Some 2.7 million, or one in five households, were severely food insecure and another 5.1 million were moderately food insecure, Paul Garwood of the World Health Organization (WHO) told reporters in Geneva.
“More than half the population [of 7.7 million] was estimated to have less than two months worth of food stocks to survive until the next harvest in October,” he stated.
Mr. Garwood added that in the first weeks of 2010, nearly 29,000 cases of global acute malnutrition had been reported. In response, Niger’s authorities had recently launched a support plan to improve food safety and prevent malnutrition and to treat cases of malnutrition of children aged under five.
Acute malnutrition affected more than 12 per cent of children in this age group in Niger, he noted, adding that WHO is seeking around $659,000 for emergency nutrition intervention for children under five.
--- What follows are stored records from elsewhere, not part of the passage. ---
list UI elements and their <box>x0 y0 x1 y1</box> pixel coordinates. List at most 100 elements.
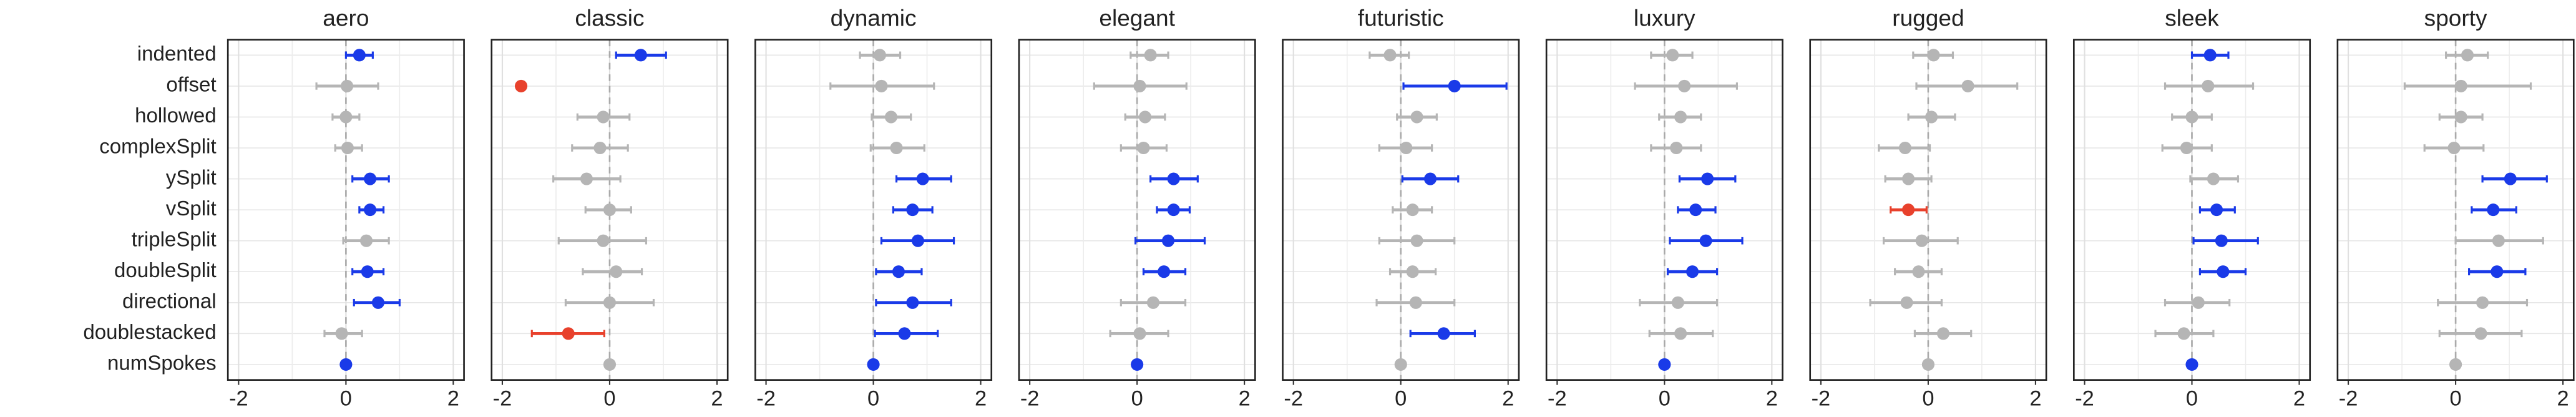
x-tick-label: 2 <box>975 387 987 411</box>
point <box>597 234 610 247</box>
point <box>2207 172 2220 185</box>
point <box>890 141 903 155</box>
point <box>2454 79 2467 92</box>
panel-frame <box>1545 39 1783 381</box>
point <box>1961 79 1974 92</box>
x-tick-label: -2 <box>2339 387 2358 411</box>
row-label: ySplit <box>166 166 217 189</box>
x-tick-label: 0 <box>1922 387 1934 411</box>
row-label: doubleSplit <box>114 259 217 282</box>
panel-title: luxury <box>1634 5 1695 31</box>
point <box>2492 234 2505 247</box>
row-label: tripleSplit <box>132 228 217 251</box>
point <box>1131 358 1144 371</box>
point <box>603 358 617 371</box>
point <box>2215 234 2228 247</box>
point <box>603 204 617 217</box>
panel-title: elegant <box>1099 5 1175 31</box>
x-tick-label: 0 <box>340 387 352 411</box>
point <box>1400 141 1413 155</box>
point <box>1898 141 1911 155</box>
point <box>364 172 377 185</box>
x-tick-label: -2 <box>1812 387 1831 411</box>
point <box>603 296 617 309</box>
panel: classic -2 0 2 <box>490 5 729 411</box>
row-label: offset <box>166 74 216 97</box>
point <box>1410 234 1423 247</box>
row-label: hollowed <box>135 104 217 127</box>
point <box>1158 265 1171 278</box>
panel-frame <box>490 39 729 381</box>
row-label: vSplit <box>166 197 217 220</box>
x-tick-label: 2 <box>1766 387 1778 411</box>
point <box>1925 110 1938 124</box>
x-tick-label: -2 <box>756 387 776 411</box>
point <box>515 79 528 92</box>
point <box>2203 49 2217 62</box>
x-tick-label: 2 <box>2557 387 2569 411</box>
x-tick-label: 2 <box>447 387 459 411</box>
point <box>884 110 897 124</box>
point <box>2454 110 2467 124</box>
point <box>1394 358 1407 371</box>
point <box>2185 110 2198 124</box>
point <box>335 327 348 340</box>
point <box>1678 79 1691 92</box>
point <box>597 110 610 124</box>
x-tick-label: -2 <box>1020 387 1040 411</box>
point <box>1437 327 1450 340</box>
row-label: directional <box>122 290 217 313</box>
point <box>2217 265 2230 278</box>
row-label: doublestacked <box>83 321 216 344</box>
x-tick-label: -2 <box>229 387 248 411</box>
panel-title: aero <box>323 5 369 31</box>
point <box>906 296 919 309</box>
point <box>1699 234 1712 247</box>
point <box>1701 172 1714 185</box>
point <box>580 172 593 185</box>
panel: elegant -2 0 2 <box>1018 5 1256 411</box>
point <box>892 265 905 278</box>
x-tick-label: -2 <box>2075 387 2094 411</box>
x-tick-label: 2 <box>1502 387 1514 411</box>
point <box>371 296 385 309</box>
x-tick-label: 0 <box>1659 387 1671 411</box>
point <box>875 79 888 92</box>
point <box>906 204 919 217</box>
x-tick-label: 0 <box>603 387 615 411</box>
x-tick-label: 0 <box>867 387 879 411</box>
x-tick-label: 0 <box>2450 387 2462 411</box>
point <box>593 141 607 155</box>
panel-frame <box>754 39 993 381</box>
x-tick-label: 0 <box>2186 387 2198 411</box>
point <box>1915 234 1928 247</box>
point <box>2449 358 2462 371</box>
panel-frame <box>2336 39 2575 381</box>
panel-frame <box>1809 39 2047 381</box>
point <box>1144 49 1157 62</box>
point <box>898 327 911 340</box>
point <box>634 49 647 62</box>
panel-title: dynamic <box>831 5 917 31</box>
point <box>1383 49 1397 62</box>
point <box>1912 265 1925 278</box>
panel-title: classic <box>575 5 644 31</box>
point <box>2474 327 2487 340</box>
x-tick-label: -2 <box>1284 387 1303 411</box>
point <box>1921 358 1934 371</box>
x-tick-label: 2 <box>1239 387 1251 411</box>
x-tick-label: 0 <box>1395 387 1407 411</box>
row-label: indented <box>137 42 217 66</box>
point <box>916 172 929 185</box>
point <box>867 358 880 371</box>
panel-title: sleek <box>2165 5 2219 31</box>
point <box>1423 172 1437 185</box>
point <box>339 110 353 124</box>
point <box>1409 296 1422 309</box>
x-tick-label: 2 <box>711 387 723 411</box>
point <box>873 49 886 62</box>
x-tick-label: 2 <box>2293 387 2305 411</box>
point <box>1167 204 1180 217</box>
point <box>364 204 377 217</box>
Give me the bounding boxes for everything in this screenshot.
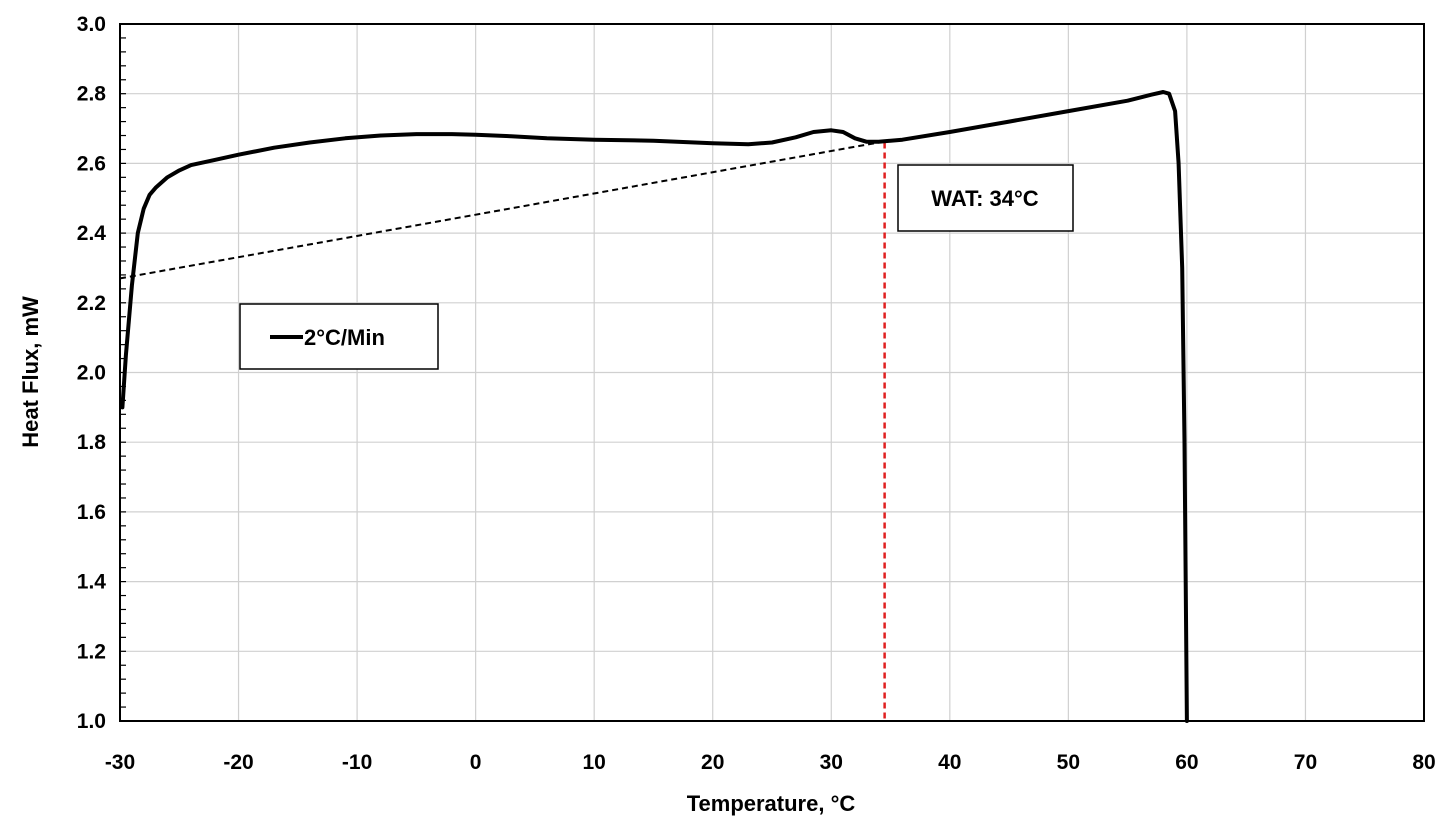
x-tick-label: 60	[1175, 751, 1198, 774]
grid	[120, 24, 1424, 721]
y-tick-label: 2.2	[77, 292, 106, 315]
baseline-dashed-line	[119, 141, 879, 280]
y-tick-label: 1.8	[77, 431, 107, 454]
x-tick-label: 70	[1294, 751, 1317, 774]
x-tick-label: 20	[701, 751, 724, 774]
y-tick-label: 2.8	[77, 83, 107, 106]
y-tick-labels: 1.0 1.2 1.4 1.6 1.8 2.0 2.2 2.4 2.6 2.8 3.0	[77, 13, 107, 733]
x-tick-label: 50	[1057, 751, 1080, 774]
x-axis-title: Temperature, °C	[687, 791, 856, 816]
x-tick-label: -30	[105, 751, 135, 774]
legend-box: 2°C/Min	[239, 303, 439, 370]
y-tick-label: 2.0	[77, 362, 106, 385]
y-tick-label: 1.4	[77, 571, 107, 594]
x-tick-label: 0	[470, 751, 482, 774]
y-tick-label: 1.0	[77, 710, 106, 733]
series-layer	[120, 90, 1189, 723]
x-tick-label: 30	[820, 751, 843, 774]
x-tick-label: 80	[1412, 751, 1435, 774]
x-tick-labels: -30 -20 -10 0 10 20 30 40 50 60 70 80	[105, 751, 1436, 774]
y-tick-label: 3.0	[77, 13, 106, 36]
wat-annotation-box: WAT: 34°C	[897, 164, 1074, 232]
x-tick-label: 10	[583, 751, 606, 774]
x-tick-label: -20	[223, 751, 253, 774]
series-line	[120, 90, 1189, 723]
minor-ticks	[120, 23, 126, 722]
y-tick-label: 2.4	[77, 222, 107, 245]
y-tick-label: 1.2	[77, 640, 106, 663]
legend-label: 2°C/Min	[304, 325, 385, 350]
y-tick-label: 1.6	[77, 501, 106, 524]
x-tick-label: 40	[938, 751, 961, 774]
y-axis-title: Heat Flux, mW	[18, 296, 43, 448]
x-tick-label: -10	[342, 751, 372, 774]
y-tick-label: 2.6	[77, 152, 106, 175]
wat-annotation-text: WAT: 34°C	[931, 186, 1039, 211]
baseline-layer	[119, 141, 879, 280]
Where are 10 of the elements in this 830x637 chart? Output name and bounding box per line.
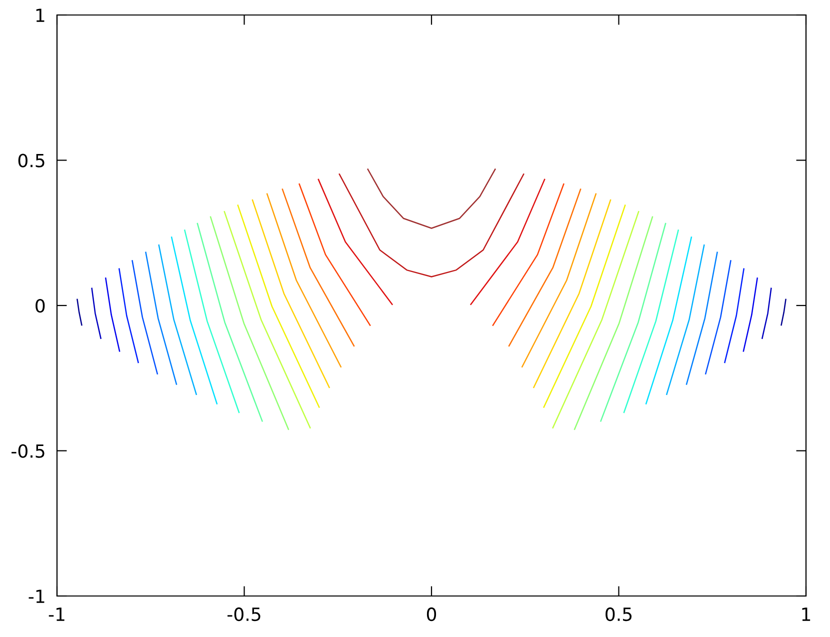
x-tick-label: -1 <box>48 608 64 621</box>
y-tick-label: 1 <box>36 8 44 22</box>
y-tick-label: -0.5 <box>12 444 44 458</box>
x-tick-label: -0.5 <box>228 607 260 622</box>
y-tick-label: 0 <box>36 298 45 313</box>
x-tick-label: 0 <box>426 607 436 622</box>
y-tick-label: 0.5 <box>18 154 44 168</box>
x-tick-label: 1 <box>802 608 810 621</box>
x-tick-label: 0.5 <box>606 607 632 622</box>
y-tick-label: -1 <box>28 590 44 603</box>
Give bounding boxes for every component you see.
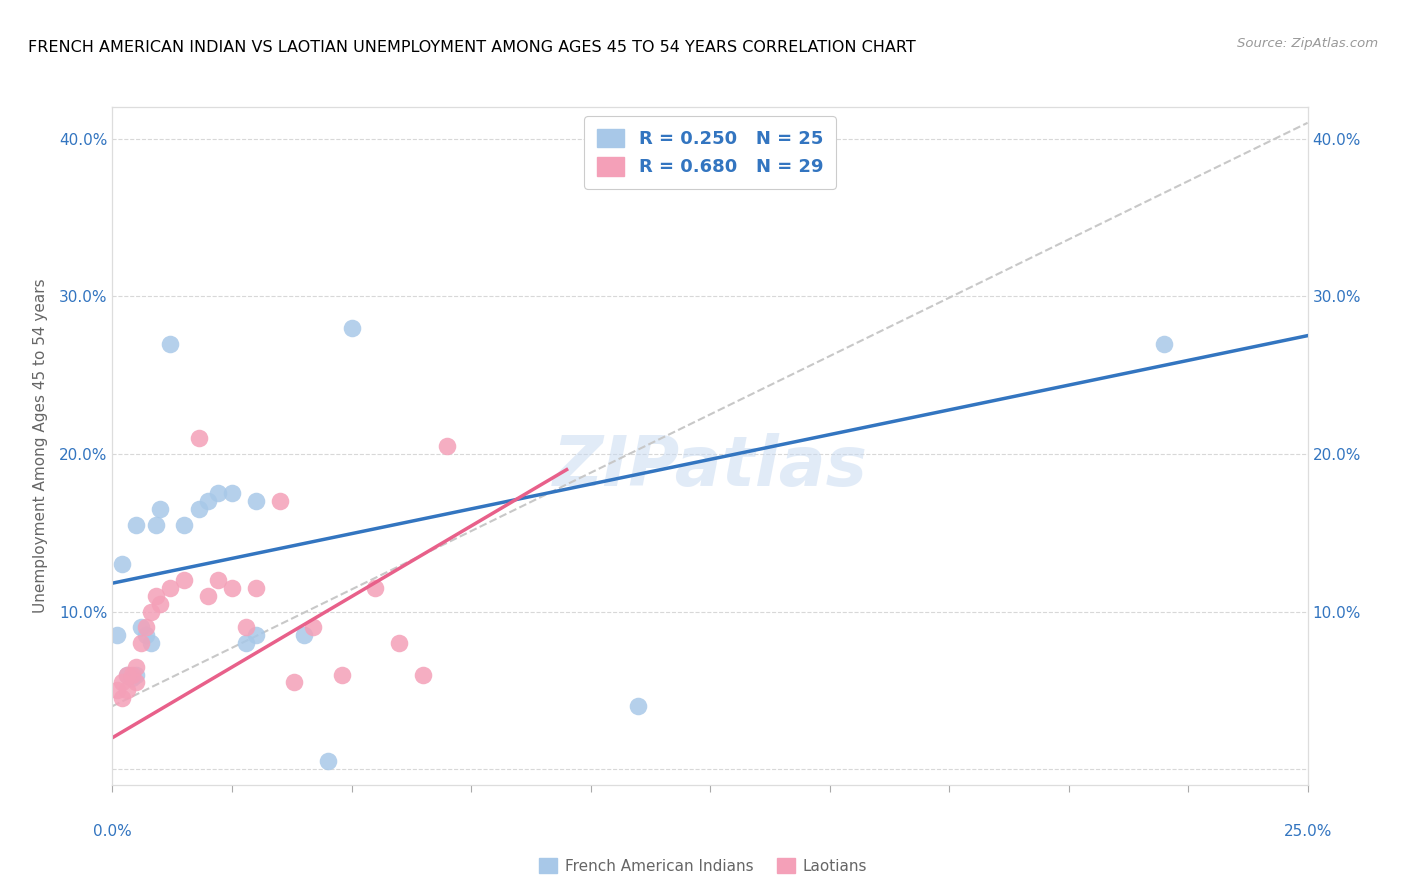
Point [316, 754, 339, 768]
Point [159, 336, 181, 351]
Text: FRENCH AMERICAN INDIAN VS LAOTIAN UNEMPLOYMENT AMONG AGES 45 TO 54 YEARS CORRELA: FRENCH AMERICAN INDIAN VS LAOTIAN UNEMPL… [28, 40, 915, 55]
Point [1153, 336, 1175, 351]
Point [221, 486, 243, 500]
Point [207, 573, 229, 587]
Point [364, 581, 387, 595]
Point [121, 671, 143, 685]
Point [302, 620, 325, 634]
Point [121, 667, 143, 681]
Text: 0.0%: 0.0% [93, 824, 132, 839]
Point [111, 558, 134, 572]
Point [129, 620, 152, 634]
Text: 25.0%: 25.0% [1284, 824, 1331, 839]
Point [115, 683, 138, 698]
Point [111, 691, 134, 706]
Text: ZIPatlas: ZIPatlas [553, 433, 868, 500]
Point [412, 667, 434, 681]
Point [245, 494, 267, 508]
Point [159, 581, 181, 595]
Point [149, 597, 172, 611]
Point [436, 439, 458, 453]
Point [115, 667, 138, 681]
Point [197, 589, 219, 603]
Legend: French American Indians, Laotians: French American Indians, Laotians [533, 852, 873, 880]
Point [173, 517, 195, 532]
Point [145, 517, 167, 532]
Point [139, 605, 162, 619]
Point [292, 628, 315, 642]
Point [187, 502, 209, 516]
Point [115, 667, 138, 681]
Point [129, 636, 152, 650]
Point [125, 675, 148, 690]
Point [139, 636, 162, 650]
Point [173, 573, 195, 587]
Point [221, 581, 243, 595]
Point [245, 581, 267, 595]
Point [125, 659, 148, 673]
Legend: R = 0.250   N = 25, R = 0.680   N = 29: R = 0.250 N = 25, R = 0.680 N = 29 [585, 116, 835, 189]
Point [207, 486, 229, 500]
Point [187, 431, 209, 445]
Point [283, 675, 305, 690]
Point [627, 699, 650, 714]
Text: Source: ZipAtlas.com: Source: ZipAtlas.com [1237, 37, 1378, 51]
Point [125, 667, 148, 681]
Point [135, 620, 157, 634]
Point [145, 589, 167, 603]
Point [111, 675, 134, 690]
Point [245, 628, 267, 642]
Point [235, 620, 257, 634]
Point [330, 667, 353, 681]
Point [235, 636, 257, 650]
Point [135, 628, 157, 642]
Point [340, 320, 363, 334]
Point [105, 628, 128, 642]
Point [105, 683, 128, 698]
Point [125, 517, 148, 532]
Point [149, 502, 172, 516]
Y-axis label: Unemployment Among Ages 45 to 54 years: Unemployment Among Ages 45 to 54 years [32, 278, 48, 614]
Point [269, 494, 291, 508]
Point [388, 636, 411, 650]
Point [197, 494, 219, 508]
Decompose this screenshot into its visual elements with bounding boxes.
In addition, WHO is supporting the training of seven trainers in Agadez on the new protocols on the treatment of people with acute malnutrition, and these trainers will in turn train almost 80 people.
Meanwhile, the UN is working closely with its partners, including the Economic Community of West African States (ECOWAS) and the African Union (AU), to help resolve the crisis in the country which began when renegade soldiers stormed the presidential palace last Thursday with the stated aim of returning Niger to democracy.